I’m saying goodbye to the possibility of you and me, not that we had any, to be honest.
Goodbye to any possibility of a love story with you. Goodbye to the “once upon a time” and “happily ever after” that had never been inked on any piece of paper, or on any surface for that matter.
Goodbye to any possibility of dates. Kite-flying, going to the museum, watching a basketball game, surfing the waves in La Union or Baler, climbing a mountain, visiting a dog café, roaming around the bookstore, and driving to the North or South and just forget about the rest of the world for a while.
Goodbye to any possibility of the little things. Sending photos and videos of anything that could make the other laugh, the little notes that we’d slip into each other’s pockets, the random gifts we’d give each other on normal days, the silly banters and inside jokes we’d have, the “good morning” and “good night” texts and everything in between.
Goodbye to any possibility of the big things. The surprises we’d pull off for each other, the lengths we’d go through just to put a smile on each other’s face; me supporting you in every game you play and being proud of what you’ve done because I know you’re good at it; and you letting me drag you to my favorite team’s game even though you’d rather support yours.
Goodbye to any possibility of misunderstandings and disagreements. Of jealousy, of having different views on topics that deeply matter to us, of counting and comparing each other’s mistakes, of letting our pride get in the way.
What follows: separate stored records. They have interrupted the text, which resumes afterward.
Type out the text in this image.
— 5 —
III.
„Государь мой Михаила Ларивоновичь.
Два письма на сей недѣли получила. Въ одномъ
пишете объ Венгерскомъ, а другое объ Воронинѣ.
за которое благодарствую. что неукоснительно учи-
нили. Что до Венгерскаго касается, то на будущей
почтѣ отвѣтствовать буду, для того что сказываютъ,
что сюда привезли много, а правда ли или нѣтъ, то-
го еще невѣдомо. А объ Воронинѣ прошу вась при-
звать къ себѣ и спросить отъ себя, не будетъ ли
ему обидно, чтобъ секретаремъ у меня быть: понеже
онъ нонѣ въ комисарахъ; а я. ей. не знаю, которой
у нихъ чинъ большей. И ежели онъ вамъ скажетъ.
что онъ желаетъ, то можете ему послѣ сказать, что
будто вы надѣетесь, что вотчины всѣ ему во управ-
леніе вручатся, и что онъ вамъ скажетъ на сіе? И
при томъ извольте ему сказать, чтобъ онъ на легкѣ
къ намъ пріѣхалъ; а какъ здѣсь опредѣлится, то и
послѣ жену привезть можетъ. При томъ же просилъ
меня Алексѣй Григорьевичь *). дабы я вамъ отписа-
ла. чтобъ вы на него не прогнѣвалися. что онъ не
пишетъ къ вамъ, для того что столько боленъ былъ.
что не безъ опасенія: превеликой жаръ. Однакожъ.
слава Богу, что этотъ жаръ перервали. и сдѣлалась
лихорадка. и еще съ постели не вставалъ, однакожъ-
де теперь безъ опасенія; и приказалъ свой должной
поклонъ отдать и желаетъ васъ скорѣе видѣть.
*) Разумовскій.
Goodbye to any possibility of us becoming better versions of ourselves. Of us learning to respect a completely opposite opinion from ours, of putting ourselves in the other’s shoes before jumping into conclusions, of how compromise can save a relationship, of sacrificing one’s happiness for the other.
Goodbye to any possibility of butterflies, sparks, and fireworks.
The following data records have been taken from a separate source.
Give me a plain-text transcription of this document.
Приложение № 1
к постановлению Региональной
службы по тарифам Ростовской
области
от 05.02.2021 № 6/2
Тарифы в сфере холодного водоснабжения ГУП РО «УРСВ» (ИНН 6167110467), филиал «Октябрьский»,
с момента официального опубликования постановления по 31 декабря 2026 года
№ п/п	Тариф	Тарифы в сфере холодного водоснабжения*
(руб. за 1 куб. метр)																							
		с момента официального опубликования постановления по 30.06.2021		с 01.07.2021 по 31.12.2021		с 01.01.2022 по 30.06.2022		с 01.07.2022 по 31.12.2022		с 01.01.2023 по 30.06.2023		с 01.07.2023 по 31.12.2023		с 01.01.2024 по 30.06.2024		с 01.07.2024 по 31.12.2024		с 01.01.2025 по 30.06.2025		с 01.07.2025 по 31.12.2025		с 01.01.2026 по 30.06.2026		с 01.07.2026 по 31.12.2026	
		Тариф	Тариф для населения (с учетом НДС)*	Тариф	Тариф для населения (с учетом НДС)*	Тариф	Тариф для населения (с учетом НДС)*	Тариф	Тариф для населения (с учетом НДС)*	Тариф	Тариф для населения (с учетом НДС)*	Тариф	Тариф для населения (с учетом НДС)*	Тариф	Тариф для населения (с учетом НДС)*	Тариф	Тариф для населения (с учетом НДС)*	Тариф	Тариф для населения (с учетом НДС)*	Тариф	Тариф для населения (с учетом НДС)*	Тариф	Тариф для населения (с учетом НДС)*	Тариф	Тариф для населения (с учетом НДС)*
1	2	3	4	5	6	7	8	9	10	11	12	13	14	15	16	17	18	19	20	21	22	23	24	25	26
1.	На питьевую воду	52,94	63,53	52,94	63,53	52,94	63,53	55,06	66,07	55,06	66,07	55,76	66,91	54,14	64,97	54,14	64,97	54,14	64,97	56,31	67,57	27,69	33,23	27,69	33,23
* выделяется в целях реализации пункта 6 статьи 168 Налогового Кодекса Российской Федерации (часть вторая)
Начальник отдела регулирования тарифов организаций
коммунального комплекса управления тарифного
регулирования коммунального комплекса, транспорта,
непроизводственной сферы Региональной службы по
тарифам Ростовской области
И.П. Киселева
Goodbye to any possibility of knowing each other on a deeper level. On late-night conversations that would continue until the first rays of sunlight peek through the clouds; on knowing what tickles the fancy of the other, our greatest fears, our ambitions; on what pisses the other off, on what could make the other smile, laugh, cry, or if we’re lucky, feel all of those at the same time.
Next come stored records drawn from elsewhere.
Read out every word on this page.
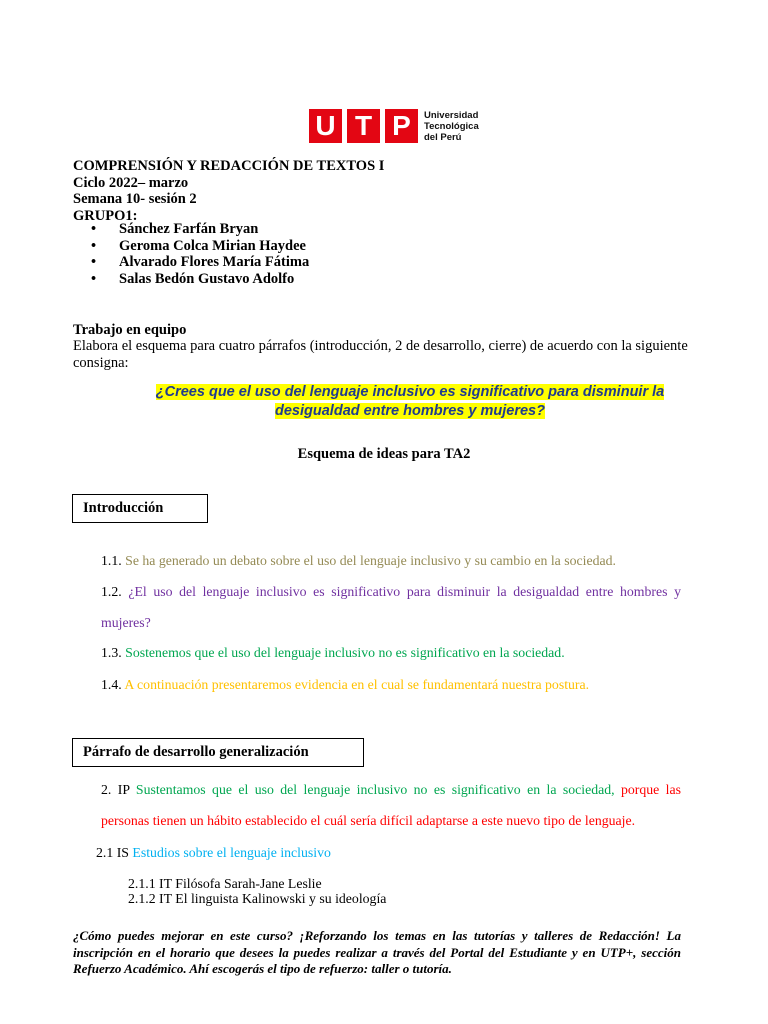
U T P	Universidad
Tecnológica
del Perú
COMPRENSIÓN Y REDACCIÓN DE TEXTOS I
Ciclo 2022– marzo
Semana 10- sesión 2
GRUPO1:
• Sánchez Farfán Bryan
• Geroma Colca Mirian Haydee
• Alvarado Flores María Fátima
• Salas Bedón Gustavo Adolfo
Trabajo en equipo
Elabora el esquema para cuatro párrafos (introducción, 2 de desarrollo, cierre) de acuerdo con la siguiente consigna:
¿Crees que el uso del lenguaje inclusivo es significativo para disminuir la
desigualdad entre hombres y mujeres?
Esquema de ideas para TA2
Introducción
1.1. Se ha generado un debato sobre el uso del lenguaje inclusivo y su cambio en la sociedad.
1.2. ¿El uso del lenguaje inclusivo es significativo para disminuir la desigualdad entre hombres y
mujeres?
1.3. Sostenemos que el uso del lenguaje inclusivo no es significativo en la sociedad.
1.4. A continuación presentaremos evidencia en el cual se fundamentará nuestra postura.
Párrafo de desarrollo generalización
2. IP Sustentamos que el uso del lenguaje inclusivo no es significativo en la sociedad, porque las
personas tienen un hábito establecido el cuál sería difícil adaptarse a este nuevo tipo de lenguaje.
2.1 IS Estudios sobre el lenguaje inclusivo
2.1.1 IT Filósofa Sarah-Jane Leslie
2.1.2 IT El linguista Kalinowski y su ideología
¿Cómo puedes mejorar en este curso? ¡Reforzando los temas en las tutorías y talleres de Redacción! La inscripción en el horario que desees la puedes realizar a través del Portal del Estudiante y en UTP+, sección Refuerzo Académico. Ahí escogerás el tipo de refuerzo: taller o tutoría.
Goodbye to any possibility of making you happy. For I truly know deep in my heart and in the littlest corners of my brain, for all that I have to give, nothing can compare to the happiness she brings you.
Goodbye to the potential love we could have had. The kind that makes the other want to be the one who loves more; the all-consuming, every-fiber-of-my-being type of love; the kind of love that would not only be between us but with all the people we care about; the kind of love that would resonate from the deepest core of our souls.
Goodbye to the love story that had never been given the chance to begin.